Beiträge mit Tag ‘Kontrabass’

Distler in Merseburg

12. September 2008

MerseburgNur so nebenbei und für den unwahrscheinlichen Fall, dass einer von euch am nächsten Montag im schönen Merseburg weilen sollte: dort finden gerade die 38. Merseburger Orgeltage statt und im Rahmen des Großen Abendkonzertes im Dom spielt das Neue Bachische Collegium Musicum unter anderem das dritte Brandenburgische Konzert von J. S. Bach und das Konzert für Cembalo und Streichorchester von Hugo Distler. Da Streichorchester laut Patrick Süßkind überhaupt erst anfängt, sobald ein Kontrabass dabei ist, braucht man natürlich auch Kontrabassisten, in diesem Falle Karsten Heins – seit August im Gewandhausorchester – und mich.

Archäologie

23. Januar 2008

Seit dreieinhalb Jahren habe ich nun sowohl mein Diplom als auch meinen Job hier in Leipzig. Dreieinhalb Jahre, in denen ich oft mit dem Orchester, seltener für Kammermusik und nie komplett alleine auf der Bühne stand. Nun steht das nächste Probespiel an und es wird Zeit, die damals so häufig gespielten Solokonzerte wieder auf Vordermann zu bringen.
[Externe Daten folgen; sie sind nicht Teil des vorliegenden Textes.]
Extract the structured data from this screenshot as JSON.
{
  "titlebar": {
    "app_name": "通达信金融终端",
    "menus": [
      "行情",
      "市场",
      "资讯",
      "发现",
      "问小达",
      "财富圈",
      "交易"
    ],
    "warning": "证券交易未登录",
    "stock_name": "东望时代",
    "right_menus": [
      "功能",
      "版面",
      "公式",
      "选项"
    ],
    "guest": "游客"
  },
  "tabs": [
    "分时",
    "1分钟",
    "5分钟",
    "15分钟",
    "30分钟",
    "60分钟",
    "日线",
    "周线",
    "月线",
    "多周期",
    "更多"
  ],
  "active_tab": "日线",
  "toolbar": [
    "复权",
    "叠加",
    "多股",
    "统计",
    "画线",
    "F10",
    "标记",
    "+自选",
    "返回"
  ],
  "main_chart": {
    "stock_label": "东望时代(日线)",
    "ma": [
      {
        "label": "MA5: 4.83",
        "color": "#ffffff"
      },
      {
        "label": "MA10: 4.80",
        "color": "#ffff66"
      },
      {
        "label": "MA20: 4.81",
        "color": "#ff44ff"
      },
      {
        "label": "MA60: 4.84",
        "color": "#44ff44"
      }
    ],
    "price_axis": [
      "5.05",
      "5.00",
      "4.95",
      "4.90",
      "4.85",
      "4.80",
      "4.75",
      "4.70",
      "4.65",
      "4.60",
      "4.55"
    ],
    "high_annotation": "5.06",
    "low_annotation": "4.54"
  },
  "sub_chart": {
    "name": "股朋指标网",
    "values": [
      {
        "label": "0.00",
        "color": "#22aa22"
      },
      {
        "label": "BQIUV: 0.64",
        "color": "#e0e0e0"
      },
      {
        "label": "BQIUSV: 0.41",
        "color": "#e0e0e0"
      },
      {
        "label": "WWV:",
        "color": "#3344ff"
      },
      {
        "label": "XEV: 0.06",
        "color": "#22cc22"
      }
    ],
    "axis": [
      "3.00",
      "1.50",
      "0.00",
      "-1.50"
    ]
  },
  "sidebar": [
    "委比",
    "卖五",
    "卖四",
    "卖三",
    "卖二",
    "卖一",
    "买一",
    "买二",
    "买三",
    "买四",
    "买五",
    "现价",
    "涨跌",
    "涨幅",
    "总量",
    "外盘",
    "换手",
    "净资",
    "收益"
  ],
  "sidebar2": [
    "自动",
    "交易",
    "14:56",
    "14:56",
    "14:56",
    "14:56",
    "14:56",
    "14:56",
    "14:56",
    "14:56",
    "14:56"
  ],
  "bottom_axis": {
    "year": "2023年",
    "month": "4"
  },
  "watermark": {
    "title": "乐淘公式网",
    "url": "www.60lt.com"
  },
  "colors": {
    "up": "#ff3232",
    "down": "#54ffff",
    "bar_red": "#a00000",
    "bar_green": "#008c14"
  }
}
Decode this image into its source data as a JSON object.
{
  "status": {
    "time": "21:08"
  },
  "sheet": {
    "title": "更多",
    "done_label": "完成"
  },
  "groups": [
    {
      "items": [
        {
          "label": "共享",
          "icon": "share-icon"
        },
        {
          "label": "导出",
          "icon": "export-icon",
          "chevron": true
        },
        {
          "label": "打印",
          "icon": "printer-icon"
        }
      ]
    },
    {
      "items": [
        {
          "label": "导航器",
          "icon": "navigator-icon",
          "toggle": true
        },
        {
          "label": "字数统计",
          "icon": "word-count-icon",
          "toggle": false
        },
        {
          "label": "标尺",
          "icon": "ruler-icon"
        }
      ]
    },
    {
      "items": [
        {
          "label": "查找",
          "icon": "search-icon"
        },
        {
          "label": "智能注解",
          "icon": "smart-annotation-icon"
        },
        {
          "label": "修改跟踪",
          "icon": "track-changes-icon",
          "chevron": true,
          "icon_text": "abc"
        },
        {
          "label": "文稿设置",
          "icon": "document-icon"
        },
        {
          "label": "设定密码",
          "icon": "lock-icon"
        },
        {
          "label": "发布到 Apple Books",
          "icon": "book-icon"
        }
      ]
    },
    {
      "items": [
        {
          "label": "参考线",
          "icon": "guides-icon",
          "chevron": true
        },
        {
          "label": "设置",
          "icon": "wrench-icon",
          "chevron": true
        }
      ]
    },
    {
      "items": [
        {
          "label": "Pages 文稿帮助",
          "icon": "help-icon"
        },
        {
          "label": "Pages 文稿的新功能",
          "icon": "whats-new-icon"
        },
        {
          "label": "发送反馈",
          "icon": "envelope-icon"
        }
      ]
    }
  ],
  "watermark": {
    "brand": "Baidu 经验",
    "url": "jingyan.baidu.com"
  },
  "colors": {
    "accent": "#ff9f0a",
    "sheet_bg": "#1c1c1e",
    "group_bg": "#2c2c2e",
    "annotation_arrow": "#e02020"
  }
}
Das erste Durchspielen des h-moll-Konzerts von Bottesini erinnerte mich frappierend an die Besichtigung der Akropolis im letzten Frühjahr. War ich im ersten Moment noch erfreut, wieviel der alten Pracht sich zumindest noch erahnen ließ, wurde mir bei einem Blick auf die Details schnell klar:

Mit etwas Staubwischen ist es hier nicht getan.

Frisches Harz

27. Dezember 2007

Pops Bass Rosin

Eigentlich ist die Sache ja ganz einfach: Wenn du ein Streichinstrument spielst, seifst du die Pferdehaare an deinem Bogen regelmäßig mit Baumharz (so-called Kolophonium) ein, damit die Bogenhaare beim Spielen nicht tonlos über die Saiten flutschen, sondern leicht kleben und die Saiten deines Instruments in Schwingungen versetzen können.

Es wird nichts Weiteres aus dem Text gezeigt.